Analyst Ratings Changes
INTU has been the topic of several recent research reports. BMO Capital Markets cut their price target on Intuit from $550.00 to $412.00 and set an “outperform” rating on the stock in a report on Thursday. The Goldman Sachs Group decreased their price objective on shares of Intuit from $720.00 to $519.00 and set a “neutral” rating for the company in a report on Friday, February 27th. Scotiabank set a $575.00 price target on shares of Intuit in a research report on Friday, March 6th. Freedom Capital lowered Intuit from a “strong-buy” rating to a “hold” rating in a research report on Thursday. Finally, Evercore cut their price target on shares of Intuit from $540.00 to $400.00 and set an “outperform” rating on the stock in a report on Thursday. Twenty-four equities research analysts have rated the stock with a Buy rating, seven have issued a Hold rating and one has assigned a Sell rating to the stock. According to data from MarketBeat.com, Intuit has a consensus rating of “Moderate Buy” and a consensus target price of $546.29.
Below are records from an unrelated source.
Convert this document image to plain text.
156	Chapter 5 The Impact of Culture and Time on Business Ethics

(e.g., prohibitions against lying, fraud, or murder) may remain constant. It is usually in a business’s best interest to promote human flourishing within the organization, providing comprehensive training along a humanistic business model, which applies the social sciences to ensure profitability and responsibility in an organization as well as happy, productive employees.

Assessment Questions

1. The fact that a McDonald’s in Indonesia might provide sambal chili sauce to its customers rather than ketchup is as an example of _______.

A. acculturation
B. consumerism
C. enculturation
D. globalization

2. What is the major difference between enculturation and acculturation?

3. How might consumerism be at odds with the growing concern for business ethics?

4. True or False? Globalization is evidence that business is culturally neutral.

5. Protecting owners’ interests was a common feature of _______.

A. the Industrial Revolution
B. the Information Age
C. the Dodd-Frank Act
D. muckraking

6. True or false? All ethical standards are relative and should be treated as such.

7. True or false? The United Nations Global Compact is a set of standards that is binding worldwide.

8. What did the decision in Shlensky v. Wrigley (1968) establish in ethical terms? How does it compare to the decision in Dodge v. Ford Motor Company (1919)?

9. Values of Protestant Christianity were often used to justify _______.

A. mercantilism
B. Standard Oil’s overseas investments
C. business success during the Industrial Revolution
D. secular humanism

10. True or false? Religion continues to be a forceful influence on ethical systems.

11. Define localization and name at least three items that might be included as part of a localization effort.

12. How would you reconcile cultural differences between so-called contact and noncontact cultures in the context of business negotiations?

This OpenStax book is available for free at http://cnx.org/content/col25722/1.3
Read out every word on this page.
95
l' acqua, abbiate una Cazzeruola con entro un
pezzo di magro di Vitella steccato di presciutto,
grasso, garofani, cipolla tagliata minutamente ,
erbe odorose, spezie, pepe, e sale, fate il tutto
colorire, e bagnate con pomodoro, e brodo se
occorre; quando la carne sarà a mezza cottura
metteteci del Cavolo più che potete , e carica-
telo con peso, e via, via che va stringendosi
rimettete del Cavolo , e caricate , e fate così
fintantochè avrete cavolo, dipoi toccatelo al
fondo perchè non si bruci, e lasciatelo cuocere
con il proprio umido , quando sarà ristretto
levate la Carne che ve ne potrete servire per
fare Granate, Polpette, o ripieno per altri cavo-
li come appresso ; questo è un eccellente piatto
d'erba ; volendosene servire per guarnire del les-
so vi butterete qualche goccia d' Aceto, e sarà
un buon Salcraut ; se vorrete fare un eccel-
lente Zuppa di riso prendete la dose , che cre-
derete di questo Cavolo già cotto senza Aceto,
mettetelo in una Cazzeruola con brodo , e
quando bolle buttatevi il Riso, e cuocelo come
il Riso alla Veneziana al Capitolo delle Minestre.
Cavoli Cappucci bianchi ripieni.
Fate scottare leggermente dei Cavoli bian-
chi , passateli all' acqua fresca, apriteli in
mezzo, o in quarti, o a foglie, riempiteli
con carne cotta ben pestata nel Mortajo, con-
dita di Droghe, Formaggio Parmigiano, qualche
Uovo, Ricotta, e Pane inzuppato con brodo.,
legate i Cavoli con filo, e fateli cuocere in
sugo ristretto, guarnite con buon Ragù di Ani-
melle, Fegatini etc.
View Our Latest Stock Report on INTU
Intuit Profile
Intuit Inc (NASDAQ: INTU) is a financial software company headquartered in Mountain View, California, that develops and sells cloud-based financial management and compliance products for individuals, small businesses, self-employed workers and accounting professionals. Founded in 1983 by Scott Cook and Tom Proulx, the company has grown from desktop tax and accounting software into a diversified provider of online financial tools. As of my latest update, Sasan Goodarzi serves as Chief Executive Officer.
Intuit’s product portfolio includes QuickBooks, its flagship accounting and business-management platform that offers bookkeeping, payroll, payments and invoicing capabilities; TurboTax, a tax-preparation and filing service aimed at individual taxpayers; and Mint, a consumer personal-finance and budgeting app.